At the moment it feels like everyone in the world has gone insane except for me.
There is nothing interesting a bot has to say. It has no personality, but also has every personality at once. There’s no curiosity as to what it’s thinking because it’s not thinking. It has no preferences or dislikes or ability to relate to anything fundamentally human. I don’t get it, and it doesn’t matter how good bots get. At best it’ll be a tool but it’s never going to be my friend.
I have to try out GPT-4, but I don't think it will be able to help me with my hobby. Like getting the feel of a painting right, whereas my friends have an easy time pointing out flaws or give recommendations beyond some technical irrelevancy
The more I interact with an LLM the more it reminds me of my manager.
This seems like such a strong claim, that I shouldn't be the one arguing for it. Rather you should bring strong evidence.

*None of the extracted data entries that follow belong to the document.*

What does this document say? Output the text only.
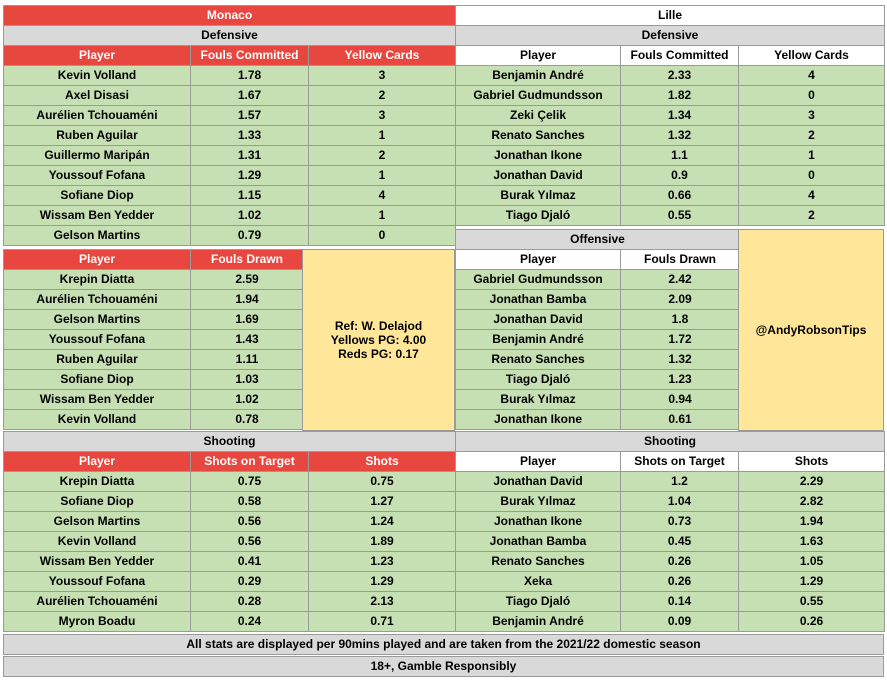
Monaco		
Defensive		
Player	Fouls Committed	Yellow Cards
Kevin Volland	1.78	3
Axel Disasi	1.67	2
Aurélien Tchouaméni	1.57	3
Ruben Aguilar	1.33	1
Guillermo Maripán	1.31	2
Youssouf Fofana	1.29	1
Sofiane Diop	1.15	4
Wissam Ben Yedder	1.02	1
Gelson Martins	0.79	0
Player	Fouls Drawn
Krepin Diatta	2.59
Aurélien Tchouaméni	1.94
Gelson Martins	1.69
Youssouf Fofana	1.43
Ruben Aguilar	1.11
Sofiane Diop	1.03
Wissam Ben Yedder	1.02
Kevin Volland	0.78
Ref: W. Delajod
Yellows PG: 4.00
Reds PG: 0.17
Shooting		
Player	Shots on Target	Shots
Krepin Diatta	0.75	0.75
Sofiane Diop	0.58	1.27
Gelson Martins	0.56	1.24
Kevin Volland	0.56	1.89
Wissam Ben Yedder	0.41	1.23
Youssouf Fofana	0.29	1.29
Aurélien Tchouaméni	0.28	2.13
Myron Boadu	0.24	0.71
Lille		
Defensive		
Player	Fouls Committed	Yellow Cards
Benjamin André	2.33	4
Gabriel Gudmundsson	1.82	0
Zeki Çelik	1.34	3
Renato Sanches	1.32	2
Jonathan Ikone	1.1	1
Jonathan David	0.9	0
Burak Yılmaz	0.66	4
Tiago Djaló	0.55	2
Offensive	
Player	Fouls Drawn
Gabriel Gudmundsson	2.42
Jonathan Bamba	2.09
Jonathan David	1.8
Benjamin André	1.72
Renato Sanches	1.32
Tiago Djaló	1.23
Burak Yılmaz	0.94
Jonathan Ikone	0.61
@AndyRobsonTips
Shooting		
Player	Shots on Target	Shots
Jonathan David	1.2	2.29
Burak Yılmaz	1.04	2.82
Jonathan Ikone	0.73	1.94
Jonathan Bamba	0.45	1.63
Renato Sanches	0.26	1.05
Xeka	0.26	1.29
Tiago Djaló	0.14	0.55
Benjamin André	0.09	0.26
All stats are displayed per 90mins played and are taken from the 2021/22 domestic season
18+, Gamble Responsibly
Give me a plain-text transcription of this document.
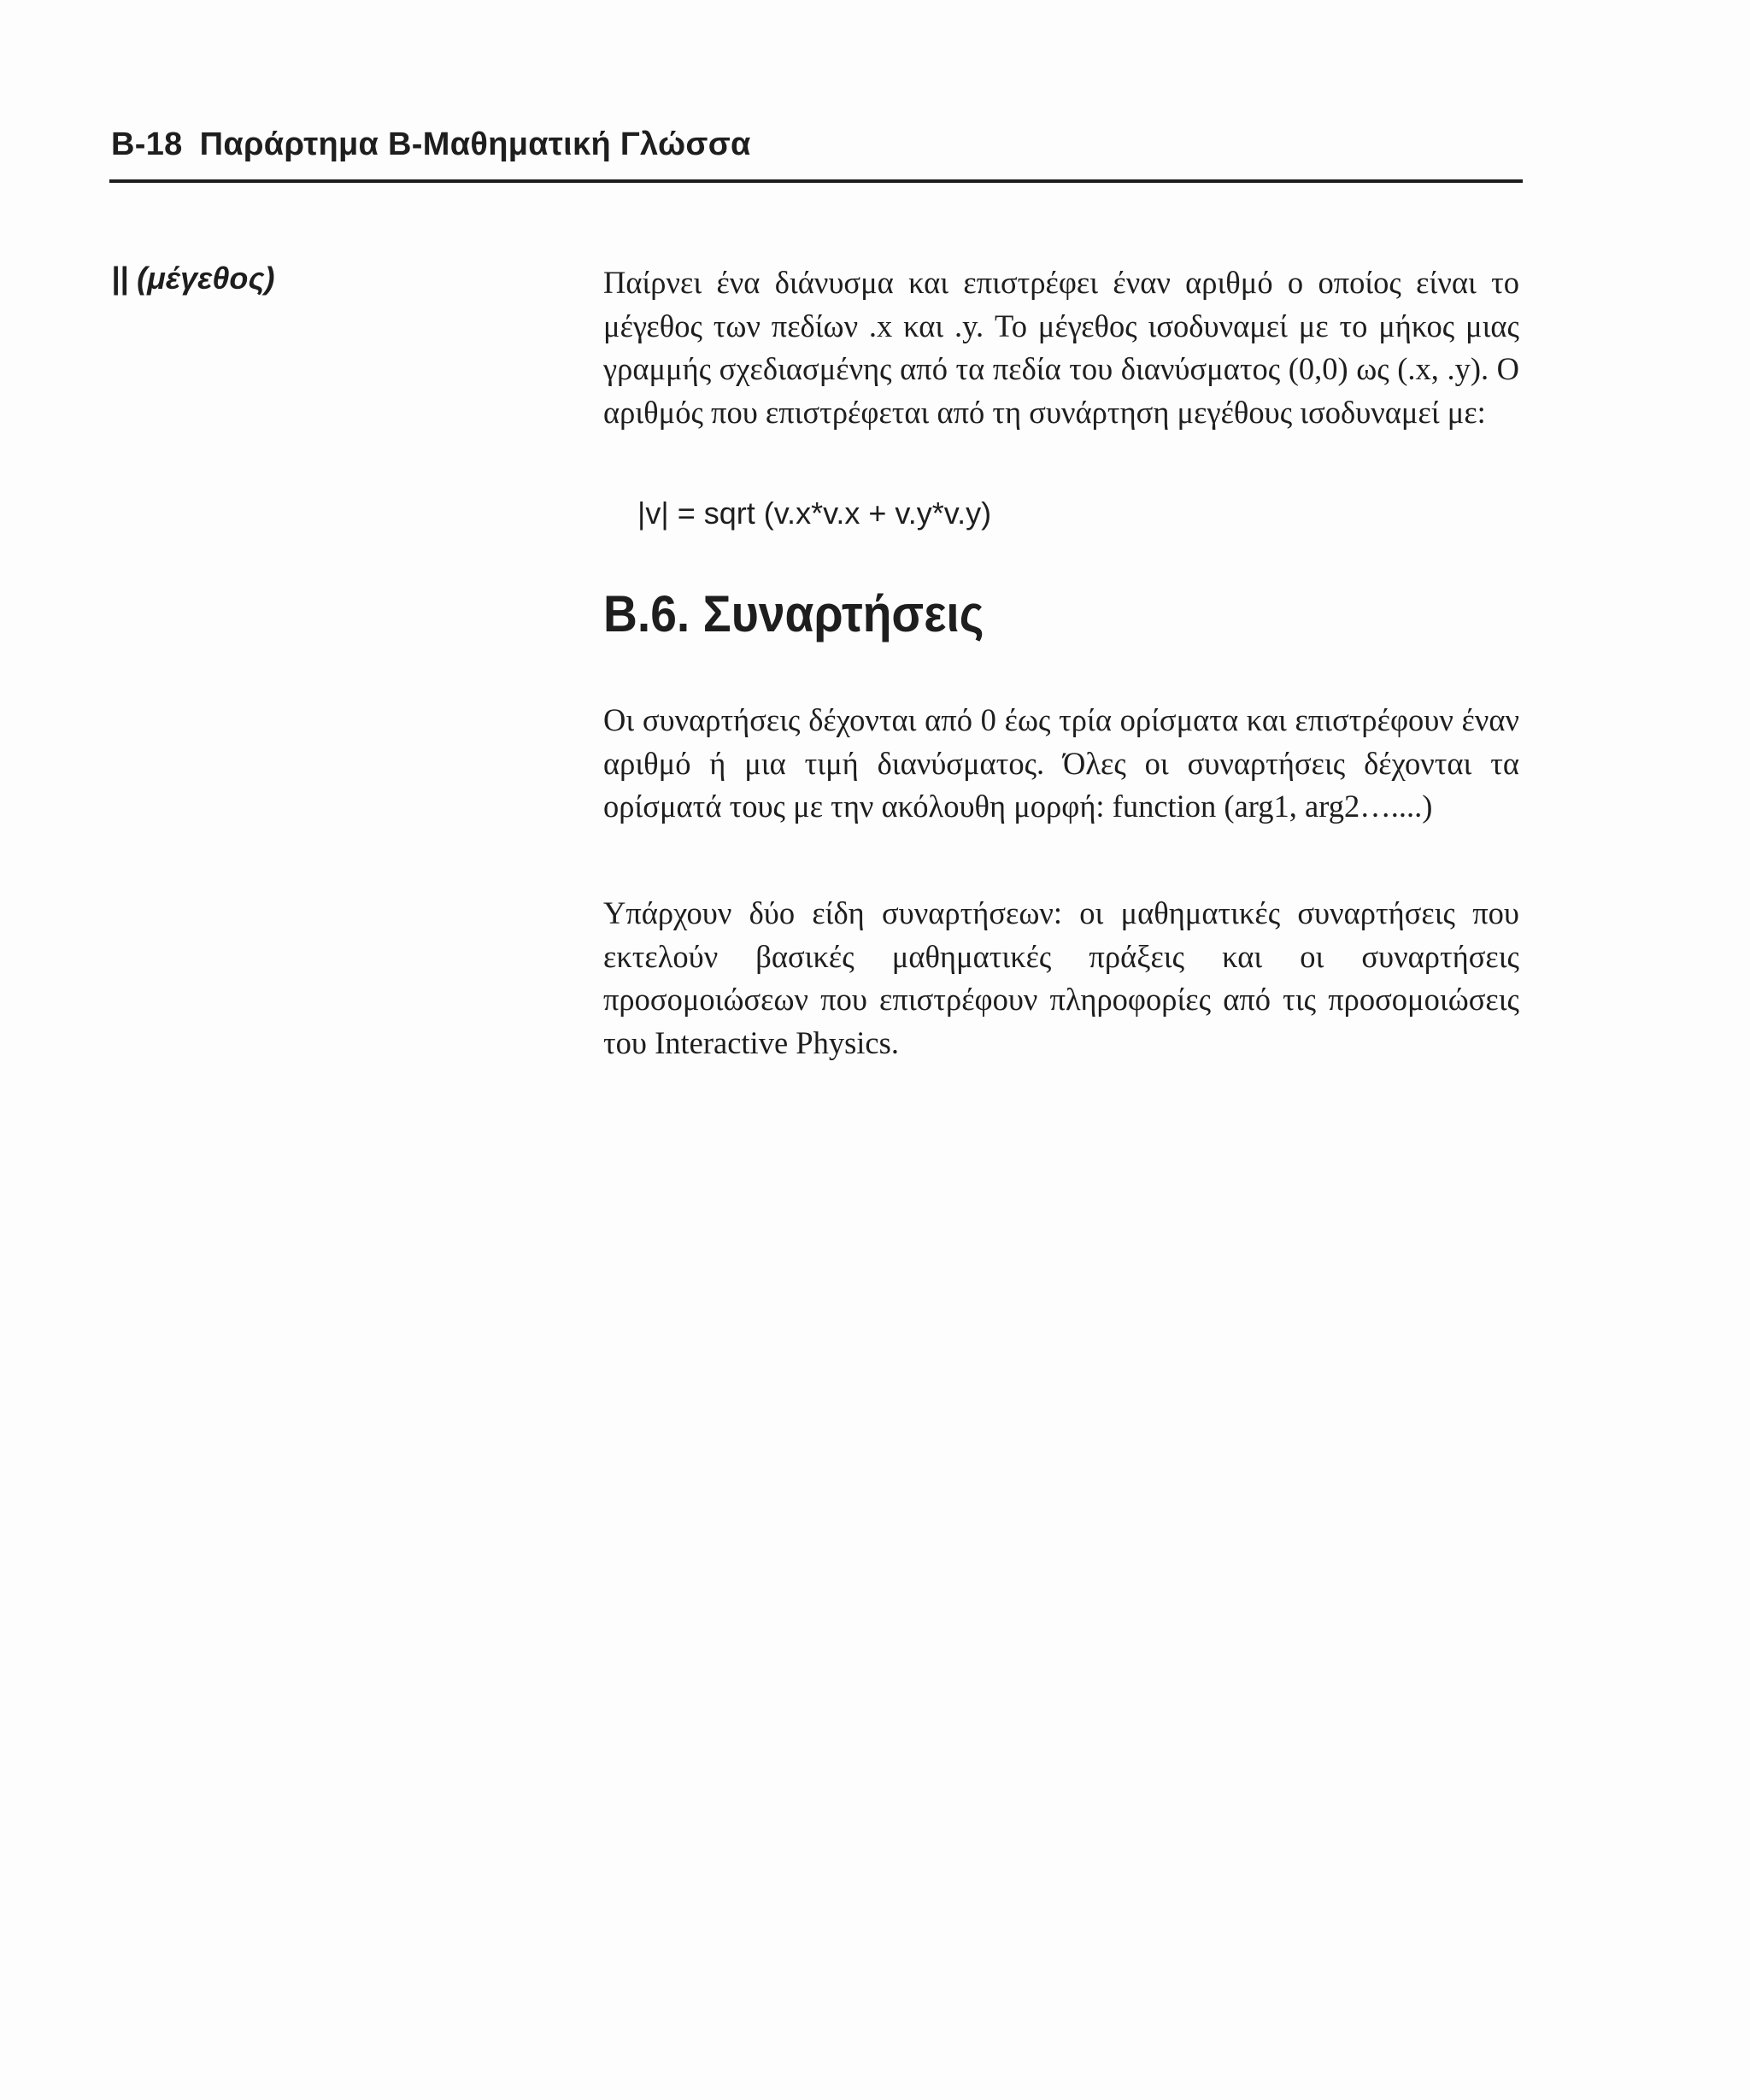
B-18 Παράρτημα Β-Μαθηματική Γλώσσα
|| (μέγεθος)	Παίρνει ένα διάνυσμα και επιστρέφει έναν αριθμό ο οποίος είναι το μέγεθος των πεδίων .x και .y. Το μέγεθος ισοδυναμεί με το μήκος μιας γραμμής σχεδιασμένης από τα πεδία του διανύσματος (0,0) ως (.x, .y). Ο αριθμός που επιστρέφεται από τη συνάρτηση μεγέθους ισοδυναμεί με:

|v| = sqrt (v.x*v.x + v.y*v.y)
B.6. Συναρτήσεις

Οι συναρτήσεις δέχονται από 0 έως τρία ορίσματα και επιστρέφουν έναν αριθμό ή μια τιμή διανύσματος. Όλες οι συναρτήσεις δέχονται τα ορίσματά τους με την ακόλουθη μορφή: function (arg1, arg2…....)

Υπάρχουν δύο είδη συναρτήσεων: οι μαθηματικές συναρτήσεις που εκτελούν βασικές μαθηματικές πράξεις και οι συναρτήσεις προσομοιώσεων που επιστρέφουν πληροφορίες από τις προσομοιώσεις του Interactive Physics.
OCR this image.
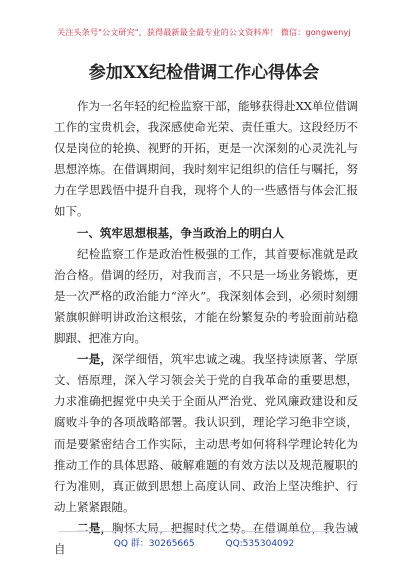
关注头条号"公文研究"，获得最新最全最专业的公文资料库！ 微信：gongwenyj
参加XX纪检借调工作心得体会

作为一名年轻的纪检监察干部，能够获得赴XX单位借调工作的宝贵机会，我深感使命光荣、责任重大。这段经历不仅是岗位的轮换、视野的开拓，更是一次深刻的心灵洗礼与思想淬炼。在借调期间，我时刻牢记组织的信任与嘱托，努力在学思践悟中提升自我，现将个人的一些感悟与体会汇报如下。

一、筑牢思想根基，争当政治上的明白人

纪检监察工作是政治性极强的工作，其首要标准就是政治合格。借调的经历，对我而言，不只是一场业务锻炼，更是一次严格的政治能力“淬火”。我深刻体会到，必须时刻绷紧旗帜鲜明讲政治这根弦，才能在纷繁复杂的考验面前站稳脚跟、把准方向。

一是，深学细悟，筑牢忠诚之魂。我坚持读原著、学原文、悟原理，深入学习领会关于党的自我革命的重要思想，力求准确把握党中央关于全面从严治党、党风廉政建设和反腐败斗争的各项战略部署。我认识到，理论学习绝非空谈，而是要紧密结合工作实际，主动思考如何将科学理论转化为推动工作的具体思路、破解难题的有效方法以及规范履职的行为准则，真正做到思想上高度认同、政治上坚决维护、行动上紧紧跟随。

二是，胸怀大局，把握时代之势。在借调单位，我告诫自	QQ 群：30265665	QQ:535304092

Tbh,I agree with on the manager anecdote (maybe more on the cynical side)
>What kind of interests do you have?
I've tried talking to it about all sorts of things. Music, electrical engineering, religion, culture, etc. It's just too agreeable to be interesting, and every time I think I'm getting close to getting it to disagree about something, it shuts down.
Also the tone is unmistakable, and something I haven't been able to shake. But it's like I could predict its responses before it writes them (again, definition of boring).
Basically, they could be goaded into accepting anything. They were absurdly easy to gaslight and had no opinion or initiative of their own. Some AIs did a bit better, but none did well.
It left me worrying about the sorts of behaviours one would develop from interacting too much with AI and not enough with real humans. The things speak and act like humans, but feel lobotomised and submissive. They interact differently, even though they speak the same.